EL DESTINO DE UNA FAMILIA


El matrimonio de Pepe y Lola era bastante humilde y normal. Vivían en un tercer piso sin ascensor, de un edificio algo antiguo, situado en un barrio “no muy popular” debido a los trapicheos de algunos vecinos. Pero ellos eran unas personas muy honestas.
Por aquel entonces tenían dos hijos: José e Isabel. Más tarde el destino se encargaría de robarle a uno de ellos.
Transcurrido un tiempo, y a pesar del escaso sueldo de Pepe (que trabajaba como reportador en un almacén) eran felices.
Su esposa, Lola, administraba el jornal deshilachándolo día a día hasta llegar a fin de mes sin pasar penurias; y en las mañanas ejercía de limpiadora de algunos portales, para sacarse un dinerillo extra, con el que cubría los gastos de la luz.
Cuando José, cumplió los dieciséis años, decidió por si solo que la situación debía cambiar. Por las mañanas, en vez de seguir en la escuela, formándose, se asociaba con otros “coleguitas”, e iban a la orilla de la playa. Fabricaron unos pinchos con varillas de paraguas, a los que le soldaron unas puntas metálicas, luego lo utilizaban para sacar del fango un molusco llamado navaja; además de pescar con redes muy finas camarones y cangrejos.
Si llegaba a tener suerte, que era casi siempre, lo vendía en el mercado o por las casas de otras barriadas. Como la necesidad lo requería, se lo entregaba a Lola fingiendo que era obsequio del padre de un compañero por haber ayudado a su hijo con los deberes. El hecho hacía a su madre muy feliz, pues su hijo tendría que parecerle a ese señor muy buena persona, y ella se llenaba de orgullo.
Isabel, era más tranquila, tenía tres años menos que su hermano, y la escasez en la casa no la inquietaba.

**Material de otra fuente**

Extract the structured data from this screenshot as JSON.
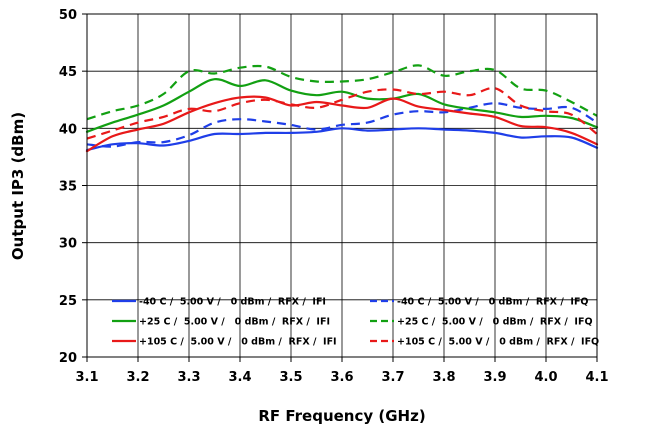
{
  "chart_data": {
    "type": "line",
    "title": "",
    "xlabel": "RF Frequency (GHz)",
    "ylabel": "Output IP3 (dBm)",
    "xlim": [
      3.1,
      4.1
    ],
    "ylim": [
      20,
      50
    ],
    "xticks": [
      "3.1",
      "3.2",
      "3.3",
      "3.4",
      "3.5",
      "3.6",
      "3.7",
      "3.8",
      "3.9",
      "4.0",
      "4.1"
    ],
    "yticks": [
      "20",
      "25",
      "30",
      "35",
      "40",
      "45",
      "50"
    ],
    "grid": true,
    "legend_position": "lower-center, inside plot",
    "x": [
      3.1,
      3.15,
      3.2,
      3.25,
      3.3,
      3.35,
      3.4,
      3.45,
      3.5,
      3.55,
      3.6,
      3.65,
      3.7,
      3.75,
      3.8,
      3.85,
      3.9,
      3.95,
      4.0,
      4.05,
      4.1
    ],
    "series": [
      {
        "name": "-40 C /  5.00 V /   0 dBm /  RFX /  IFI",
        "color": "#1f3ee8",
        "dash": false,
        "values": [
          38.1,
          38.6,
          38.7,
          38.5,
          38.9,
          39.5,
          39.5,
          39.6,
          39.6,
          39.7,
          40.0,
          39.8,
          39.9,
          40.0,
          39.9,
          39.8,
          39.6,
          39.2,
          39.3,
          39.2,
          38.3
        ]
      },
      {
        "name": "-40 C /  5.00 V /   0 dBm /  RFX /  IFQ",
        "color": "#1f3ee8",
        "dash": true,
        "values": [
          38.6,
          38.4,
          38.8,
          38.8,
          39.4,
          40.5,
          40.8,
          40.6,
          40.3,
          39.9,
          40.3,
          40.5,
          41.2,
          41.5,
          41.4,
          41.8,
          42.2,
          41.8,
          41.7,
          41.8,
          40.5
        ]
      },
      {
        "name": "+25 C /  5.00 V /   0 dBm /  RFX /  IFI",
        "color": "#12a012",
        "dash": false,
        "values": [
          39.7,
          40.5,
          41.2,
          42.0,
          43.2,
          44.3,
          43.7,
          44.2,
          43.3,
          42.9,
          43.2,
          42.6,
          42.6,
          43.0,
          42.1,
          41.7,
          41.4,
          41.0,
          41.1,
          40.9,
          40.1
        ]
      },
      {
        "name": "+25 C /  5.00 V /   0 dBm /  RFX /  IFQ",
        "color": "#12a012",
        "dash": true,
        "values": [
          40.8,
          41.5,
          42.0,
          43.0,
          45.0,
          44.8,
          45.3,
          45.4,
          44.5,
          44.1,
          44.1,
          44.3,
          44.9,
          45.5,
          44.6,
          45.0,
          45.1,
          43.5,
          43.3,
          42.3,
          41.1
        ]
      },
      {
        "name": "+105 C /  5.00 V /   0 dBm /  RFX /  IFI",
        "color": "#e81919",
        "dash": false,
        "values": [
          38.0,
          39.3,
          39.9,
          40.4,
          41.4,
          42.2,
          42.7,
          42.7,
          42.0,
          42.3,
          42.0,
          41.8,
          42.6,
          41.9,
          41.6,
          41.3,
          41.0,
          40.2,
          40.1,
          39.6,
          38.6
        ]
      },
      {
        "name": "+105 C /  5.00 V /   0 dBm /  RFX /  IFQ",
        "color": "#e81919",
        "dash": true,
        "values": [
          39.1,
          39.8,
          40.5,
          41.0,
          41.7,
          41.5,
          42.2,
          42.5,
          42.1,
          41.8,
          42.5,
          43.2,
          43.4,
          43.0,
          43.2,
          42.9,
          43.5,
          42.0,
          41.5,
          41.2,
          39.5
        ]
      }
    ]
  }
}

Ella, solo quería sacar buenas notas, para ver cómo su madre se ponía algún día tan dichosa como lo hacía con José, (cuando le traía algunas quisquillas para hacer tortillitas).
José mentía conscientemente para poder entregar con orgullo el dinerillo que ganaba. Cosa que no se perdonaba: “¡El señor cura, me lo ha dado por limpiarle la iglesia el domingo!” - dijo un día - “He ayudado a una mujer mayor, con las bolsas de la compra al salir de clase, y me ha dicho que si lo hago todos los días, me dará una buena propina” – continuaba fingiendo.
La familia incrédula, aceptaba muy dichosa las limosnas que su hijo se ganaba honradamente.
Pero la calderilla, no era suficiente para el joven. Los precios subían y el sueldo de Pepe parecía encoger con los fríos del invierno. Así que lo planearon…
El muchacho y los otros chicos, lo tenían bien pensado desde hacía tiempo.
Cogieron del muelle una barquita “prestada” con redes y aparejos para pescar (ya uno de los chavales se había embarcado, acompañando en varias ocasiones a la tripulación, y sabía como hacerlo). Él, Riqui, Tinto y Chele, aún eran novatos, aunque aprenderían pronto (como hacían con todo lo que se proponían). ¡Y salieron a pescar!
Aquel día, el pronóstico del tiempo se equivocó: La mañana deslumbró limpia y fría, con un sol radiante en el invierno del Mediterráneo. Pero a medida que se iba posando sobre sus cabezas, unas nubes oscuras apartaban la luz como cortinas translúcidas. El viento se apoderó del lugar apacible transformándolo en grotesco. Las olas, elevadas por el viento, eran cada vez más altas.
A pesar de ser novatos en el arte de la pesca, no se les estaba dando nada mal, llegando a ser bastante satisfactoria.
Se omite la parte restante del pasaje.